Il monito arriva da un’analisi firmata Coldiretti e basata sui dati Istat, diffusa in occasione dell’apertura del Fancy Food di New York. L’evento dedicato all’eccellenza della dieta italiana, organizzato insieme a Filiera Italia, ha visto la presenza di autentiche celebrità del settore agroalimentare come Vincenzo Gesmundo, Ettore Prandini, Francesco Lollobrigida e altri illustri rappresentanti del Made in Italy.

Il pugno duro dei dazi si è fatto sentire pesantemente già ad aprile, quando la scure di Donald Trump ha tagliato le ali alle esportazioni europee: dalle tariffe iniziali del 20% si è fatto un passo indietro solo figurativamente, riducendole al 10%, ma il danno era ormai fatto. La crescita dell’export agroalimentare negli USA in quell’aprile ha rallentato bruscamente rispetto allo stesso mese del 2024 e perfino rispetto al positivo primo trimestre del 2025, che segnava un +11%. Per tirare le somme con un minimo di chiarezza toccherà attendere i dati di maggio e giugno, quando finirà il “catch up” delle scorte accumulate.

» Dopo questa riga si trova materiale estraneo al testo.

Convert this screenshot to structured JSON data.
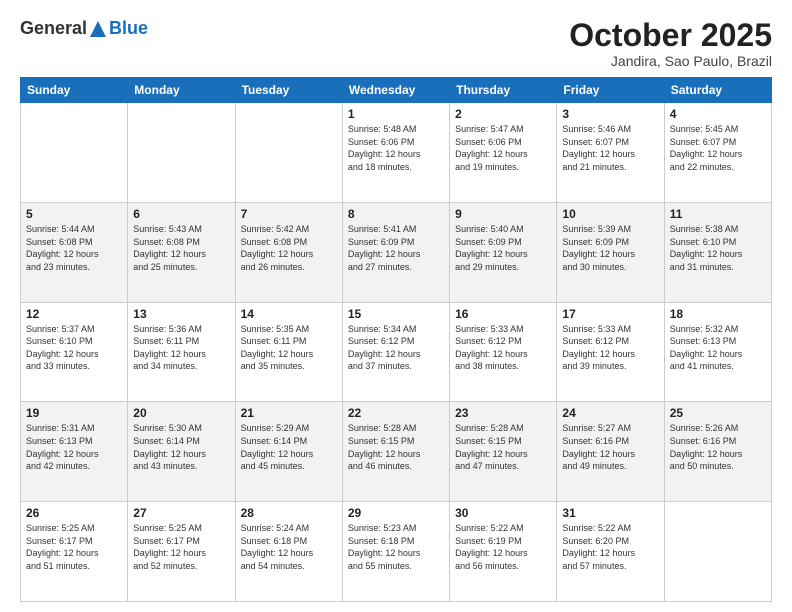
{
  "header": {
    "logo_general": "General",
    "logo_blue": "Blue",
    "month_title": "October 2025",
    "location": "Jandira, Sao Paulo, Brazil"
  },
  "days_of_week": [
    "Sunday",
    "Monday",
    "Tuesday",
    "Wednesday",
    "Thursday",
    "Friday",
    "Saturday"
  ],
  "weeks": [
    [
      {
        "day": "",
        "info": ""
      },
      {
        "day": "",
        "info": ""
      },
      {
        "day": "",
        "info": ""
      },
      {
        "day": "1",
        "info": "Sunrise: 5:48 AM\nSunset: 6:06 PM\nDaylight: 12 hours\nand 18 minutes."
      },
      {
        "day": "2",
        "info": "Sunrise: 5:47 AM\nSunset: 6:06 PM\nDaylight: 12 hours\nand 19 minutes."
      },
      {
        "day": "3",
        "info": "Sunrise: 5:46 AM\nSunset: 6:07 PM\nDaylight: 12 hours\nand 21 minutes."
      },
      {
        "day": "4",
        "info": "Sunrise: 5:45 AM\nSunset: 6:07 PM\nDaylight: 12 hours\nand 22 minutes."
      }
    ],
    [
      {
        "day": "5",
        "info": "Sunrise: 5:44 AM\nSunset: 6:08 PM\nDaylight: 12 hours\nand 23 minutes."
      },
      {
        "day": "6",
        "info": "Sunrise: 5:43 AM\nSunset: 6:08 PM\nDaylight: 12 hours\nand 25 minutes."
      },
      {
        "day": "7",
        "info": "Sunrise: 5:42 AM\nSunset: 6:08 PM\nDaylight: 12 hours\nand 26 minutes."
      },
      {
        "day": "8",
        "info": "Sunrise: 5:41 AM\nSunset: 6:09 PM\nDaylight: 12 hours\nand 27 minutes."
      },
      {
        "day": "9",
        "info": "Sunrise: 5:40 AM\nSunset: 6:09 PM\nDaylight: 12 hours\nand 29 minutes."
      },
      {
        "day": "10",
        "info": "Sunrise: 5:39 AM\nSunset: 6:09 PM\nDaylight: 12 hours\nand 30 minutes."
      },
      {
        "day": "11",
        "info": "Sunrise: 5:38 AM\nSunset: 6:10 PM\nDaylight: 12 hours\nand 31 minutes."
      }
    ],
    [
      {
        "day": "12",
        "info": "Sunrise: 5:37 AM\nSunset: 6:10 PM\nDaylight: 12 hours\nand 33 minutes."
      },
      {
        "day": "13",
        "info": "Sunrise: 5:36 AM\nSunset: 6:11 PM\nDaylight: 12 hours\nand 34 minutes."
      },
      {
        "day": "14",
        "info": "Sunrise: 5:35 AM\nSunset: 6:11 PM\nDaylight: 12 hours\nand 35 minutes."
      },
      {
        "day": "15",
        "info": "Sunrise: 5:34 AM\nSunset: 6:12 PM\nDaylight: 12 hours\nand 37 minutes."
      },
      {
        "day": "16",
        "info": "Sunrise: 5:33 AM\nSunset: 6:12 PM\nDaylight: 12 hours\nand 38 minutes."
      },
      {
        "day": "17",
        "info": "Sunrise: 5:33 AM\nSunset: 6:12 PM\nDaylight: 12 hours\nand 39 minutes."
      },
      {
        "day": "18",
        "info": "Sunrise: 5:32 AM\nSunset: 6:13 PM\nDaylight: 12 hours\nand 41 minutes."
      }
    ],
    [
      {
        "day": "19",
        "info": "Sunrise: 5:31 AM\nSunset: 6:13 PM\nDaylight: 12 hours\nand 42 minutes."
      },
      {
        "day": "20",
        "info": "Sunrise: 5:30 AM\nSunset: 6:14 PM\nDaylight: 12 hours\nand 43 minutes."
      },
      {
        "day": "21",
        "info": "Sunrise: 5:29 AM\nSunset: 6:14 PM\nDaylight: 12 hours\nand 45 minutes."
      },
      {
        "day": "22",
        "info": "Sunrise: 5:28 AM\nSunset: 6:15 PM\nDaylight: 12 hours\nand 46 minutes."
      },
      {
        "day": "23",
        "info": "Sunrise: 5:28 AM\nSunset: 6:15 PM\nDaylight: 12 hours\nand 47 minutes."
      },
      {
        "day": "24",
        "info": "Sunrise: 5:27 AM\nSunset: 6:16 PM\nDaylight: 12 hours\nand 49 minutes."
      },
      {
        "day": "25",
        "info": "Sunrise: 5:26 AM\nSunset: 6:16 PM\nDaylight: 12 hours\nand 50 minutes."
      }
    ],
    [
      {
        "day": "26",
        "info": "Sunrise: 5:25 AM\nSunset: 6:17 PM\nDaylight: 12 hours\nand 51 minutes."
      },
      {
        "day": "27",
        "info": "Sunrise: 5:25 AM\nSunset: 6:17 PM\nDaylight: 12 hours\nand 52 minutes."
      },
      {
        "day": "28",
        "info": "Sunrise: 5:24 AM\nSunset: 6:18 PM\nDaylight: 12 hours\nand 54 minutes."
      },
      {
        "day": "29",
        "info": "Sunrise: 5:23 AM\nSunset: 6:18 PM\nDaylight: 12 hours\nand 55 minutes."
      },
      {
        "day": "30",
        "info": "Sunrise: 5:22 AM\nSunset: 6:19 PM\nDaylight: 12 hours\nand 56 minutes."
      },
      {
        "day": "31",
        "info": "Sunrise: 5:22 AM\nSunset: 6:20 PM\nDaylight: 12 hours\nand 57 minutes."
      },
      {
        "day": "",
        "info": ""
      }
    ]
  ]
}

Cominciando dai prodotti simbolo dell’Italia, la situazione è tutt’altro che rosea: il vino, fiore all’occhiello, perde il 9% ad aprile rispetto al +18,1% di un anno fa; i formaggi resistono ancora con un positivo +7%, ma lontanissimo dal +24,5% precedente; l’olio d’oliva, invece, è passato dall’essere una star con +75% a crollare miseramente del -17%. Insomma, una narrazione da tragedia moderna, con tanti applausi iniziali e tanti silenzi imbarazzanti dopo.

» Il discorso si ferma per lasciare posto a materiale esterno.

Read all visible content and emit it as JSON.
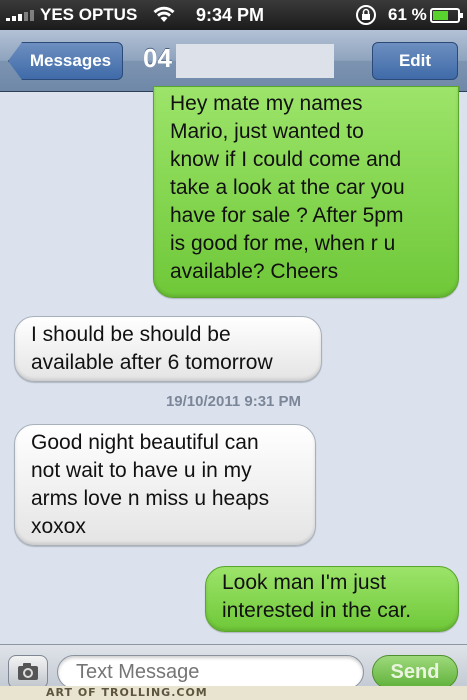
{
  "status_bar": {
    "carrier": "YES OPTUS",
    "time": "9:34 PM",
    "battery_pct": "61 %",
    "battery_level": 0.61,
    "signal_icon": "signal-bars-icon",
    "wifi_icon": "wifi-icon",
    "lock_icon": "rotation-lock-icon",
    "battery_icon": "battery-icon"
  },
  "nav": {
    "back_label": "Messages",
    "contact": "04",
    "edit_label": "Edit"
  },
  "messages": [
    {
      "direction": "outgoing",
      "lines": [
        "Hey mate my names",
        "Mario, just wanted to",
        "know if I could come and",
        "take a look at the car you",
        "have for sale ? After 5pm",
        "is good for me, when r u",
        "available? Cheers"
      ]
    },
    {
      "direction": "incoming",
      "lines": [
        "I should be should be",
        "available after 6 tomorrow"
      ]
    },
    {
      "direction": "incoming",
      "lines": [
        "Good night beautiful can",
        "not wait to have u in my",
        "arms love n miss u heaps",
        "xoxox"
      ]
    },
    {
      "direction": "outgoing",
      "lines": [
        "Look man I'm just",
        "interested in the car."
      ]
    }
  ],
  "timestamp": "19/10/2011 9:31 PM",
  "composer": {
    "placeholder": "Text Message",
    "send_label": "Send",
    "camera_icon": "camera-icon"
  },
  "watermark": "ART OF TROLLING.COM",
  "colors": {
    "outgoing_bubble": "#7fd14a",
    "incoming_bubble": "#f2f2f2",
    "nav_bar": "#8ea3bd",
    "background": "#dbe2ed"
  }
}
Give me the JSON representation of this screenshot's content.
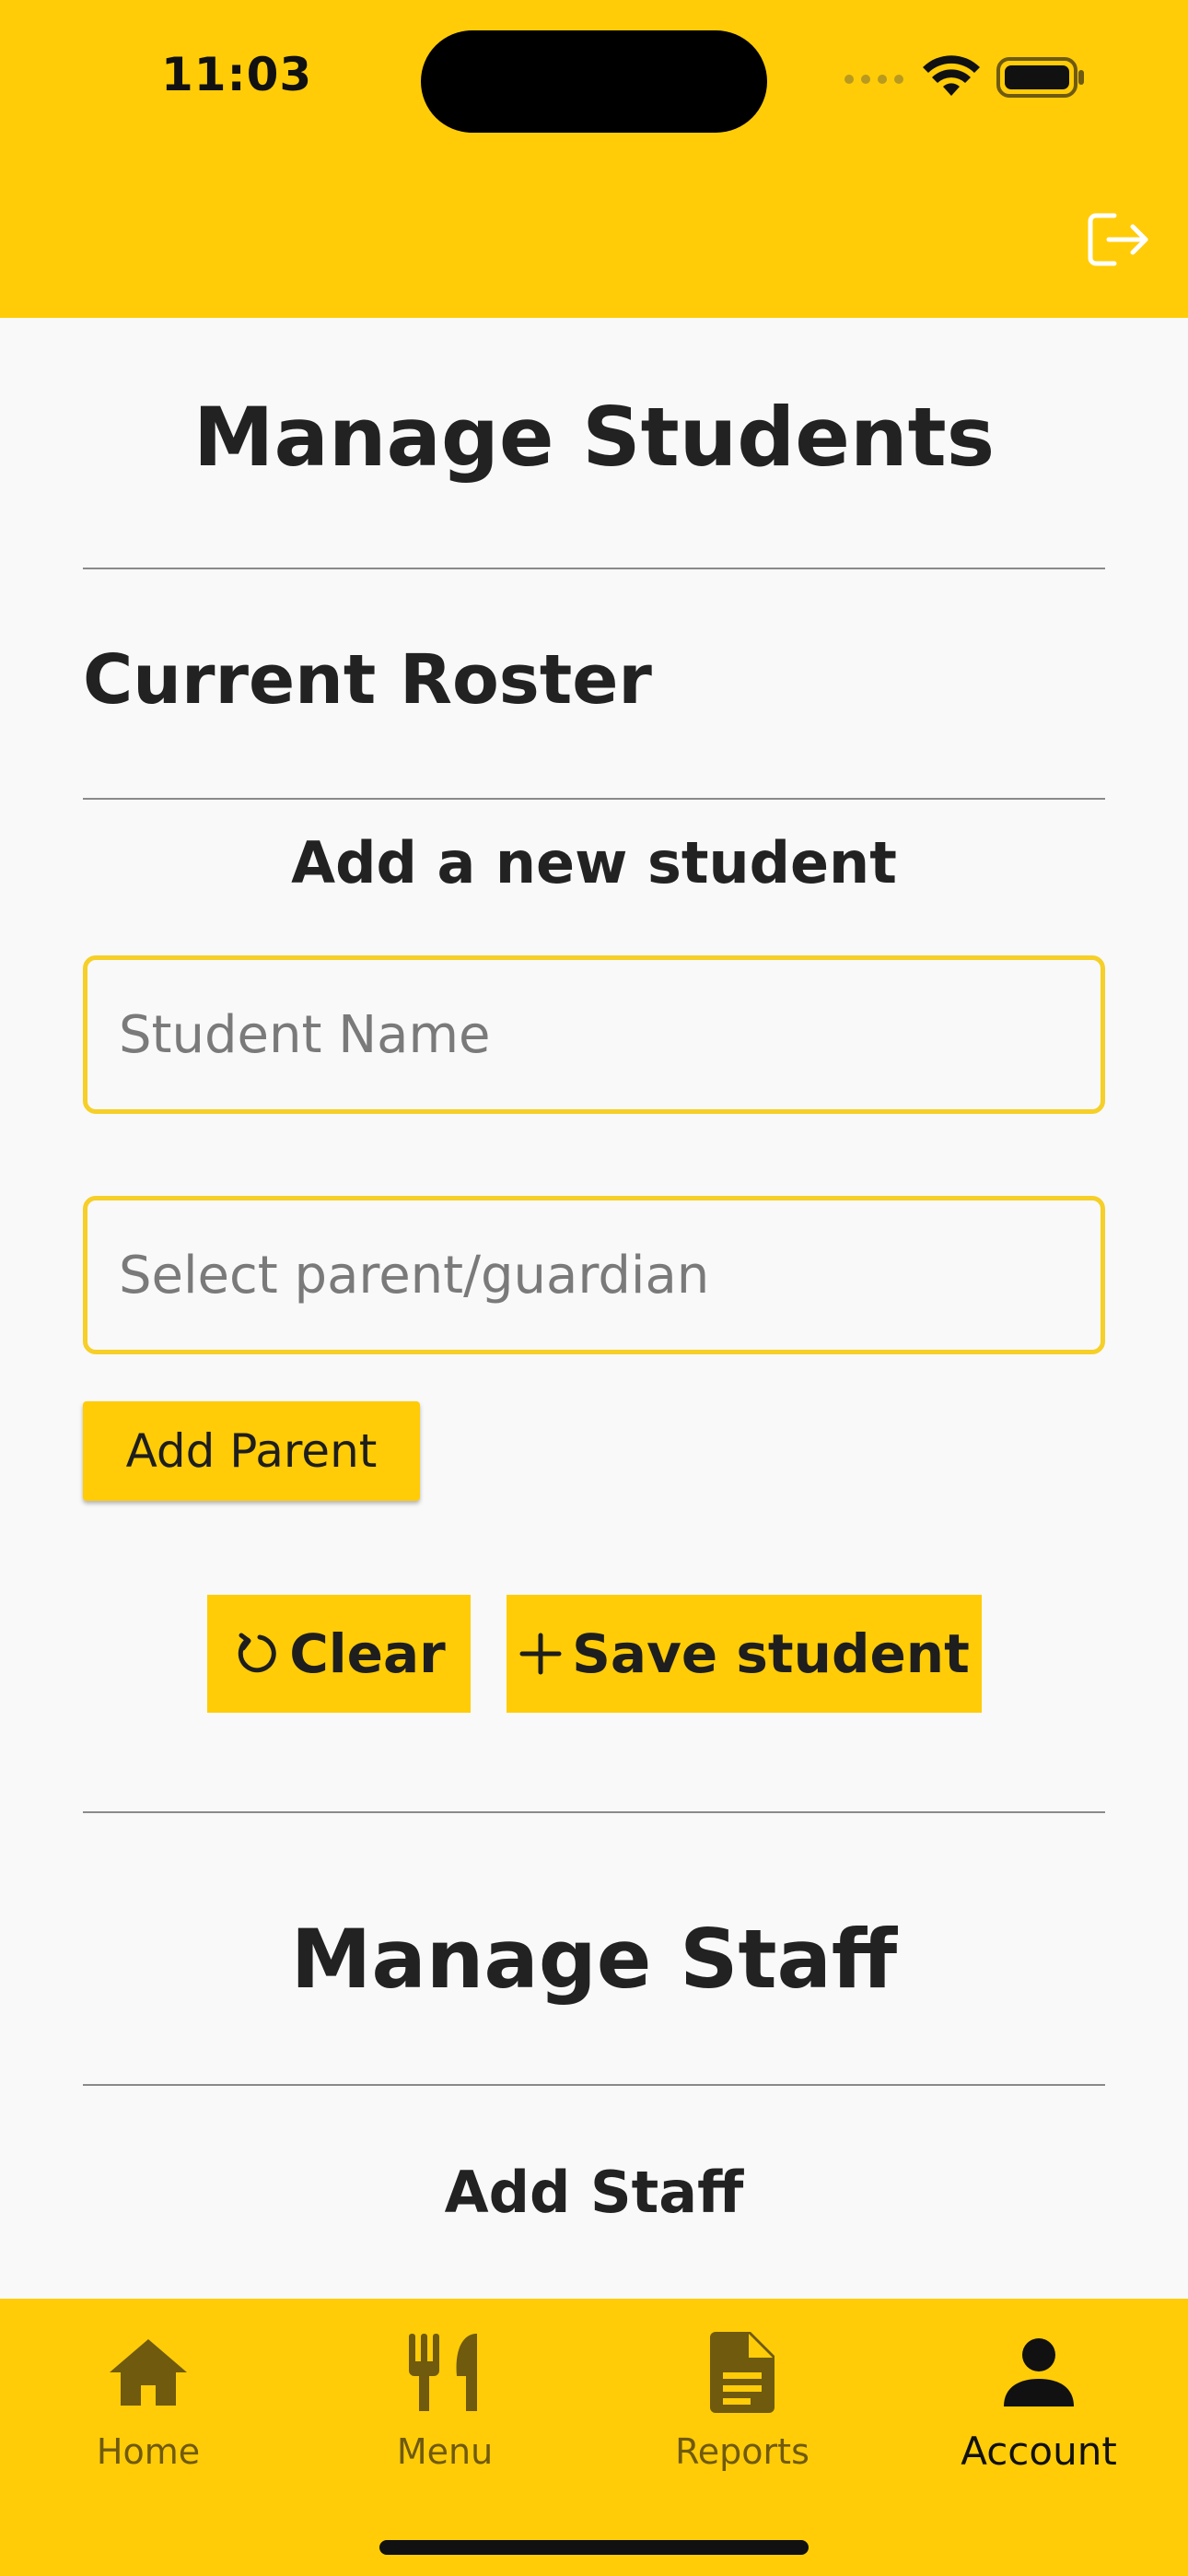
{
  "status_bar": {
    "time": "11:03"
  },
  "header": {
    "logout_icon": "logout-icon"
  },
  "main": {
    "title": "Manage Students",
    "roster_title": "Current Roster",
    "add_student_title": "Add a new student",
    "student_name_placeholder": "Student Name",
    "parent_select_placeholder": "Select parent/guardian",
    "add_parent_label": "Add Parent",
    "clear_label": "Clear",
    "clear_icon": "refresh-icon",
    "save_label": "Save student",
    "save_icon": "plus-icon",
    "staff_title": "Manage Staff",
    "add_staff_title": "Add Staff"
  },
  "bottom_nav": {
    "items": [
      {
        "label": "Home",
        "icon": "home-icon",
        "active": false
      },
      {
        "label": "Menu",
        "icon": "utensils-icon",
        "active": false
      },
      {
        "label": "Reports",
        "icon": "document-icon",
        "active": false
      },
      {
        "label": "Account",
        "icon": "person-icon",
        "active": true
      }
    ]
  },
  "colors": {
    "accent": "#ffcc07",
    "field_border": "#f6cf28",
    "background": "#f9f9f9",
    "text": "#222222",
    "nav_inactive": "#6f5a0e"
  }
}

Ma non si tratta solo di numeri e statistiche: le conseguenze di queste tariffe non restano dentro i confini delle aziende italiane. Gli americani pagano infatti il conto più salato, con un aumento dell’inflazione già di suo non da poco e un dollaro sempre meno competitivo. Se i dazi al 10% dovessero persistere, potrebbe tradursi in quasi 800 milioni di euro di spesa in più per i consumatori USA, che tradotto significa meno gusto e più prodotti di dubbia qualità sulle tavole. Proprio a questo punto, si alza il sipario sul drammatico e ormai tristemente famoso rischio dell’“Italian sounding” negli Stati Uniti: prodotti falsamente spacciati per italiani, soprattutto nel comparto dei formaggi, dove il valore delle contraffazioni schizza oltre i 40 miliardi di euro. Davvero un modo elegante per dire “Made in non-si-sa-dove”.

Ettore Prandini, presidente di Coldiretti, spara a zero sulla situazione: “È fondamentale che l’Unione Europea trovi finalmente una soluzione diplomatica condivisa per arginare i danni devastanti di queste guerre commerciali. Ma al tempo stesso, non possiamo sottovalutare i dazi interni che strozzano le nostre imprese”.

Vincenzo Gesmundo rincara la dose:

“Questi dazi USA potranno avere un impatto pesantissimo sulla nostra economia nazionale. A rimetterci sono, per l’ennesima volta, tutti i cittadini italiani”.

Anche sul versante della promozione i toni sono più che allarmati: Luigi Scordamaglia, amministratore delegato di Filiera Italia, spiega come la strategia sia di ribaltare il piatto, combattendo la flessione delle esportazioni mostrando agli americani quanto la dieta italiana sia un vero elisir di salute. “È uno scudo contro le malattie non trasmissibili legate agli alimenti iperprocessati, che proprio l’ONU ha messo al centro della sua agenda quest’anno”, aggiunge con una punta di orgoglio.

Se tutto ciò vi ricorda la storia di un déjà vu, avete ragione. I dazi voluti da Trump nella sua prima presidenza avevano già causato un’ecatombe nell’export italiano tra il 2019 e il 2020: la frutta si era contratta del 15%, carni e pesce lavorato erano precipitati del 28%, formaggi e confetture giù del 19%, liquori del 20%, e il vino, almeno inizialmente salvo, aveva chiuso con un -6%. Una sinfonia di cali che ancora oggi sembra suonare sulle corde di politiche commerciali sorde e poco lungimiranti.